Des moutons plutôt que des tondeuses
Fini le bruit des tondeuses thermiques. Sur le site de production de Volkswagen à Poznań, ce sont désormais une centaine de moutons qui entretiennent les espaces situés sous plus de 31 000 panneaux solaires. Construite et exploitée par Quanta Energy, cette centrale photovoltaïque de 18,3 MW est capable, lors des journées les plus ensoleillées, de couvrir l’intégralité des besoins électriques de l’usine, tout en fournissant environ un quart de sa consommation annuelle.
Le principe est aussi simple qu’efficace : les animaux broutent naturellement l’herbe qui pourrait gêner les installations, évitant ainsi le recours à des machines, réduisant les coûts de maintenance et limitant les émissions liées à l’entretien. Contrairement aux chèvres, parfois trop curieuses pour les câbles ou les structures, les moutons sont parfaitement adaptés à cet environnement.
Mais l’opération ne se limite pas à une simple économie de carburant. Elle s’inscrit dans une démarche d’agrivoltaïsme, un modèle qui consiste à faire cohabiter production d’électricité et activité agricole sur une même parcelle.
Un laboratoire grandeur nature pour l’énergie de demain
Si ces moutons sont devenus les nouvelles stars du site, ils participent aussi à une véritable expérience scientifique. En partenariat avec l’Université des sciences de la vie de Poznań, Volkswagen étudie l’impact du pâturage sur la biodiversité, la qualité des sols, la végétation, le microclimat et même le bien-être animal.
Les chercheurs souhaitent notamment mesurer si l’ombre créée par les panneaux solaires réduit le stress thermique des animaux tout en favorisant un écosystème plus riche.

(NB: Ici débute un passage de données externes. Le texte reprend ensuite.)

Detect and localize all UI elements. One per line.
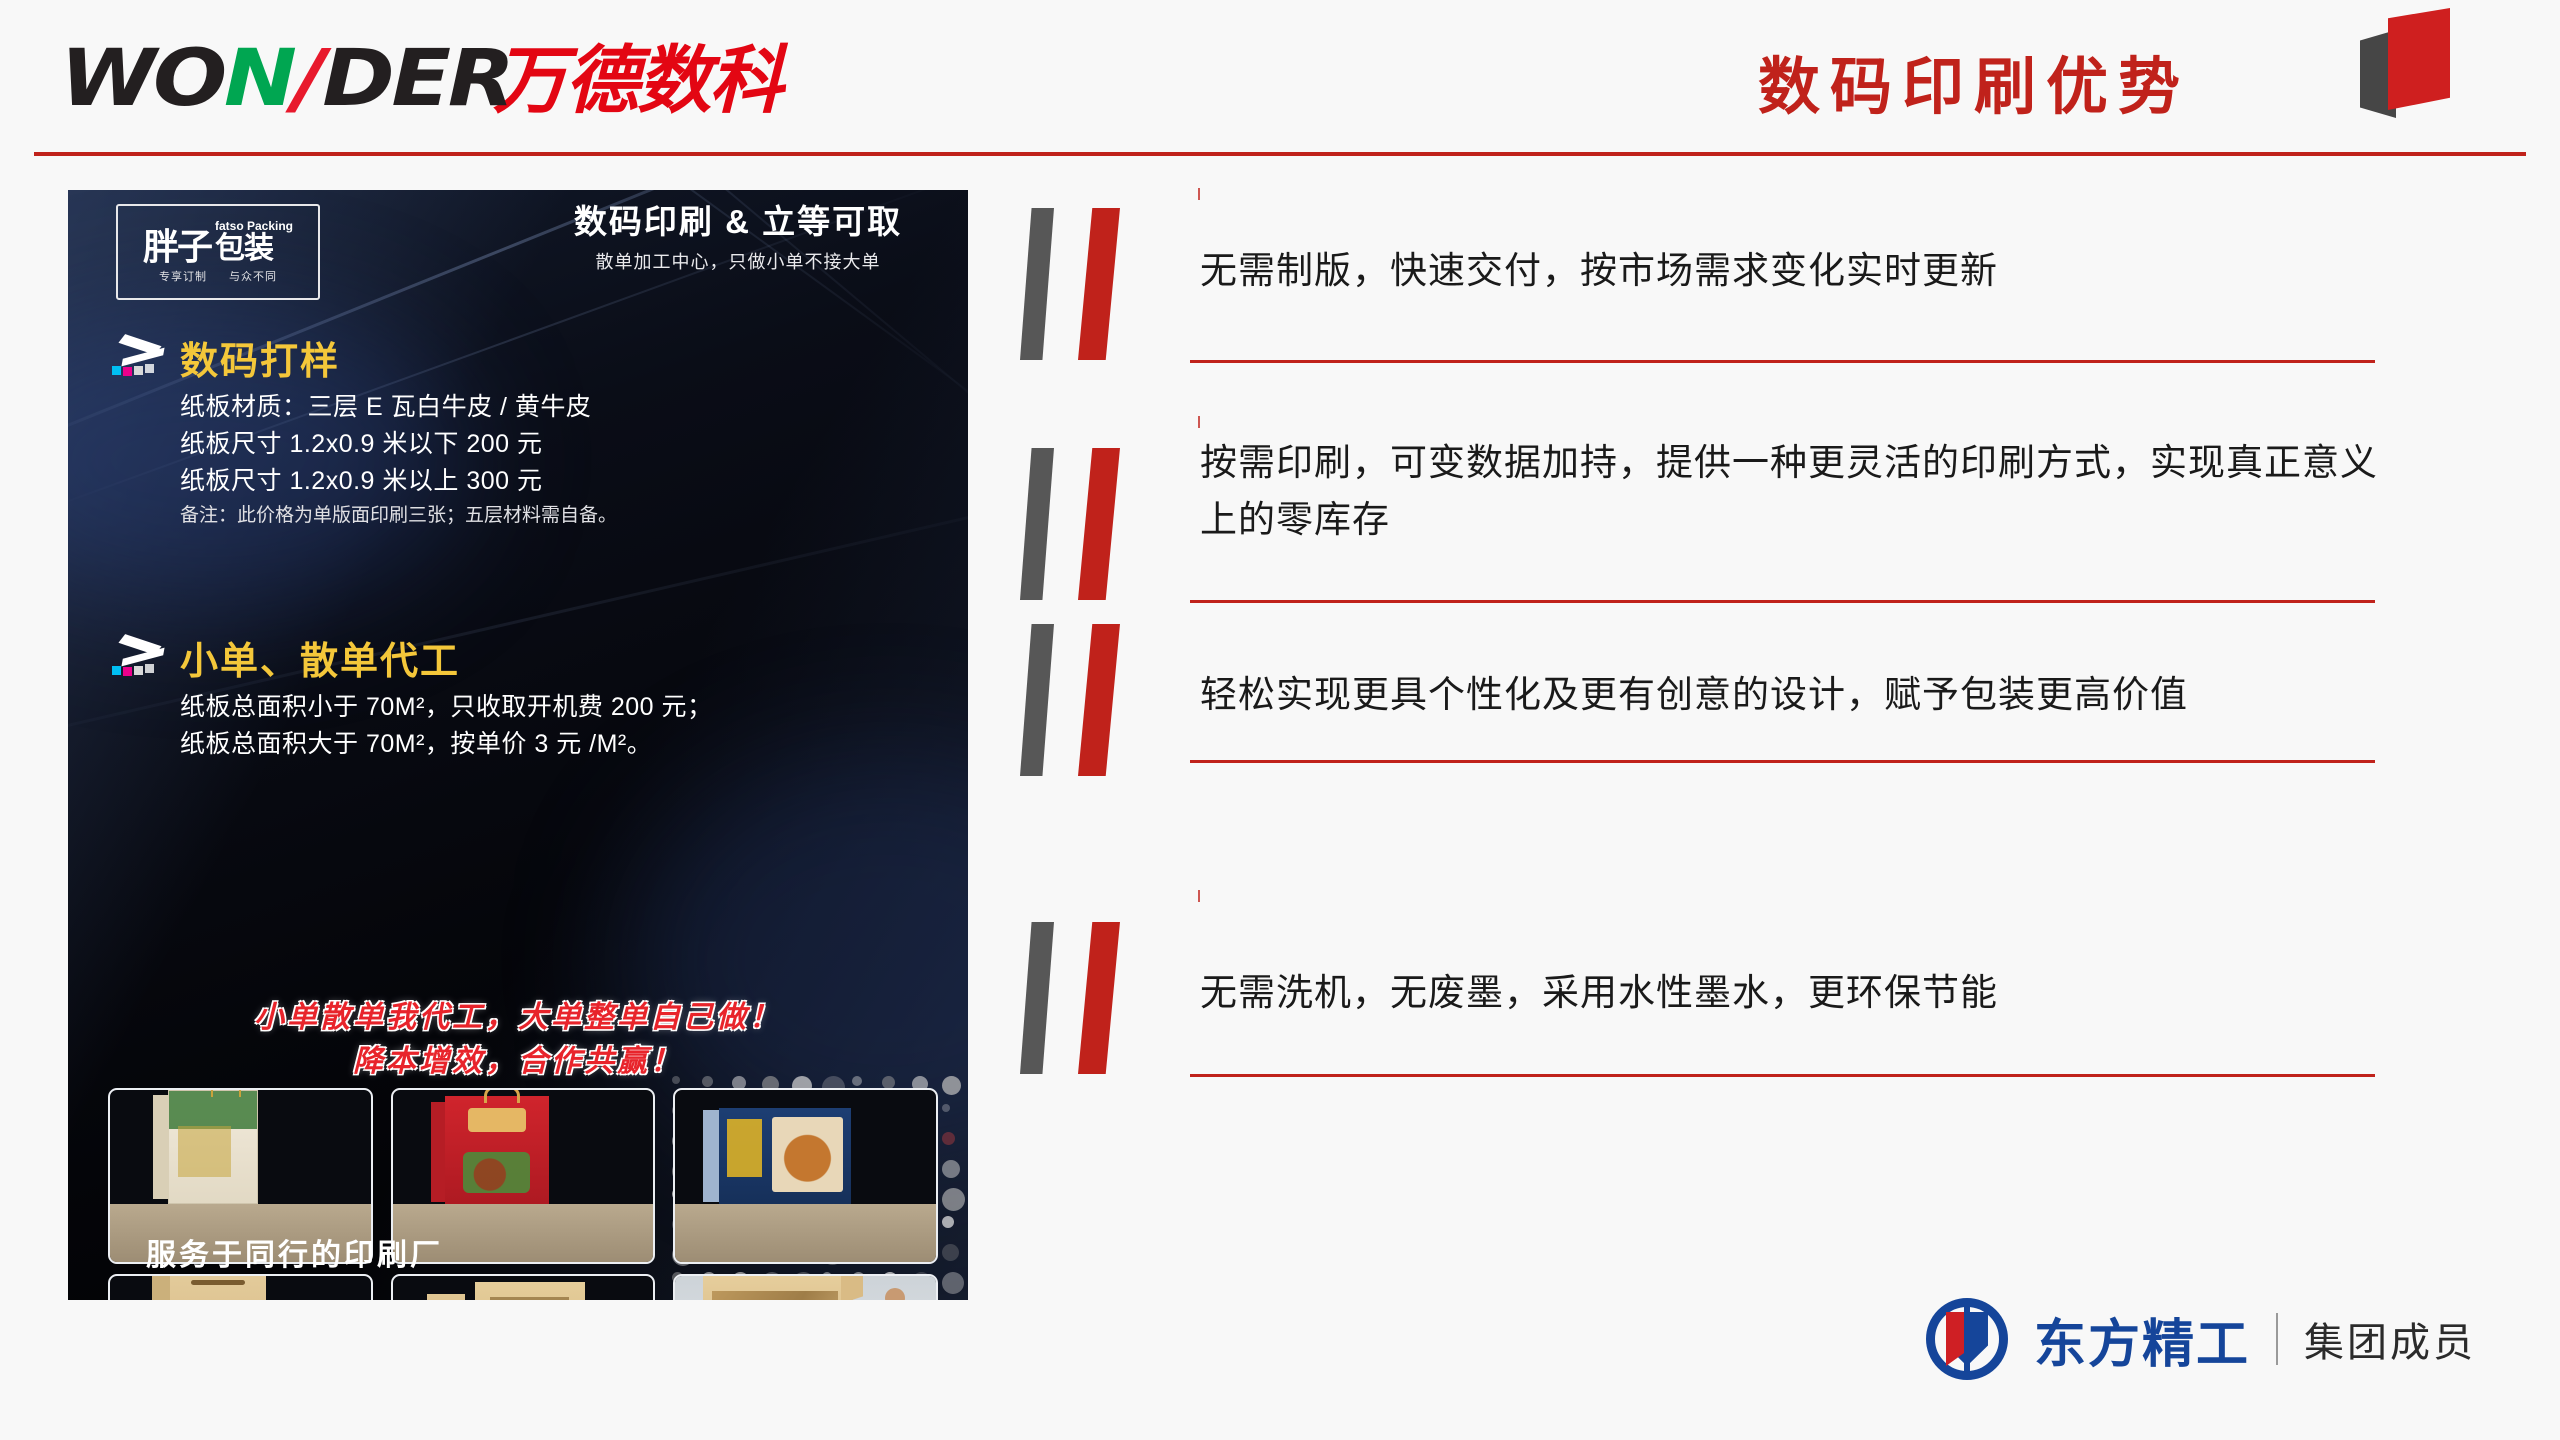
- chevron-marker-icon: [1010, 448, 1190, 608]
- section-title: 小单、散单代工: [180, 630, 460, 685]
- page-title: 数码印刷优势: [1758, 36, 2190, 126]
- wonder-wordmark: WON/DER: [60, 40, 512, 118]
- wonder-logo: WON/DER 万德数科: [60, 40, 781, 118]
- section-line: 纸板总面积小于 70M²，只收取开机费 200 元；: [180, 689, 950, 726]
- chevron-arrow-icon: [110, 336, 166, 380]
- product-photo: [391, 1274, 656, 1300]
- brand-fatso-en: fatso Packing: [215, 220, 293, 232]
- product-photo: [673, 1274, 938, 1300]
- brand-fatso-cn: 胖子: [143, 230, 211, 264]
- brand-tagline-right: 与众不同: [229, 268, 277, 284]
- advantage-item: 轻松实现更具个性化及更有创意的设计，赋予包装更高价值: [1010, 640, 2430, 860]
- advantages-list: 无需制版，快速交付，按市场需求变化实时更新 按需印刷，可变数据加持，提供一种更灵…: [1010, 200, 2430, 1080]
- poster-footer-text: 服务于同行的印刷厂: [146, 1230, 443, 1274]
- slide-header: WON/DER 万德数科 数码印刷优势: [0, 0, 2560, 160]
- advantage-item: 无需制版，快速交付，按市场需求变化实时更新: [1010, 200, 2430, 420]
- poster-section-small-orders: 小单、散单代工 纸板总面积小于 70M²，只收取开机费 200 元； 纸板总面积…: [110, 630, 950, 763]
- wonder-logo-chinese: 万德数科: [493, 44, 781, 118]
- chevron-arrow-icon: [110, 636, 166, 680]
- chevron-marker-icon: [1010, 922, 1190, 1082]
- brand-packaging-cn: 包装: [215, 234, 273, 264]
- wonder-wo: WO: [60, 34, 224, 124]
- advantage-text: 无需制版，快速交付，按市场需求变化实时更新: [1200, 242, 2380, 299]
- wonder-n-green: N: [224, 34, 294, 124]
- footer-brand-name: 东方精工: [2034, 1302, 2250, 1377]
- slide-root: WON/DER 万德数科 数码印刷优势 胖子 fatso Packing 包装: [0, 0, 2560, 1440]
- product-photo: [673, 1088, 938, 1264]
- poster-top-band: 胖子 fatso Packing 包装 专享订制 与众不同 数码印刷 & 立等可…: [68, 190, 968, 308]
- footer-divider: [2276, 1313, 2278, 1365]
- advantage-text: 轻松实现更具个性化及更有创意的设计，赋予包装更高价值: [1200, 666, 2380, 723]
- circle-shield-icon: [1926, 1298, 2008, 1380]
- slogan-line-1: 小单散单我代工，大单整单自己做！: [68, 996, 968, 1040]
- poster-subheadline: 散单加工中心，只做小单不接大单: [538, 248, 938, 274]
- corner-decoration-icon: [2360, 8, 2455, 118]
- dongfang-jingong-logo: 东方精工 集团成员: [1926, 1298, 2476, 1380]
- chevron-marker-icon: [1010, 624, 1190, 784]
- poster-section-digital-proofing: 数码打样 纸板材质：三层 E 瓦白牛皮 / 黄牛皮 纸板尺寸 1.2x0.9 米…: [110, 330, 950, 531]
- header-divider: [34, 152, 2526, 156]
- advantage-item: 按需印刷，可变数据加持，提供一种更灵活的印刷方式，实现真正意义上的零库存: [1010, 420, 2430, 640]
- section-line: 纸板尺寸 1.2x0.9 米以下 200 元: [180, 426, 950, 463]
- wonder-slash-red: /: [294, 34, 323, 124]
- chevron-marker-icon: [1010, 208, 1190, 368]
- poster-headline: 数码印刷 & 立等可取: [538, 202, 938, 242]
- section-line: 纸板尺寸 1.2x0.9 米以上 300 元: [180, 463, 950, 500]
- advantage-item: 无需洗机，无废墨，采用水性墨水，更环保节能: [1010, 860, 2430, 1080]
- wonder-der: DER: [322, 34, 511, 124]
- section-line: 纸板总面积大于 70M²，按单价 3 元 /M²。: [180, 726, 950, 763]
- footer-member-label: 集团成员: [2304, 1310, 2476, 1368]
- brand-tagline-left: 专享订制: [159, 268, 207, 284]
- poster-headline-group: 数码印刷 & 立等可取 散单加工中心，只做小单不接大单: [538, 202, 938, 274]
- product-photo: [108, 1274, 373, 1300]
- section-note: 备注：此价格为单版面印刷三张；五层材料需自备。: [180, 502, 950, 531]
- advantage-text: 按需印刷，可变数据加持，提供一种更灵活的印刷方式，实现真正意义上的零库存: [1200, 434, 2380, 549]
- section-title: 数码打样: [180, 330, 340, 385]
- poster-image: 胖子 fatso Packing 包装 专享订制 与众不同 数码印刷 & 立等可…: [68, 190, 968, 1300]
- section-line: 纸板材质：三层 E 瓦白牛皮 / 黄牛皮: [180, 389, 950, 426]
- advantage-text: 无需洗机，无废墨，采用水性墨水，更环保节能: [1200, 964, 2380, 1021]
- fatso-brand-logo: 胖子 fatso Packing 包装 专享订制 与众不同: [116, 204, 320, 300]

Insectes, plantes et microorganismes pourraient ainsi profiter de cet équilibre entre nature et infrastructures énergétiques.
Au-delà de son aspect amusant, cette initiative illustre une tendance de fond : les installations photovoltaïques ne sont plus seulement destinées à produire de l’électricité. Elles deviennent progressivement des espaces multifonctionnels où production d’énergie, agriculture, recherche scientifique et préservation de la biodiversité avancent main dans la main.
Avouons-le, voir des moutons remplacer des tondeuses a quelque chose de rafraîchissant. Mais derrière cette scène presque bucolique se dessine peut-être l’un des visages les plus intelligents de la transition énergétique : des solutions simples, peu coûteuses et capables de réconcilier industrie et nature. Pour une fois, suivre le troupeau n’a rien d’une mauvaise idée.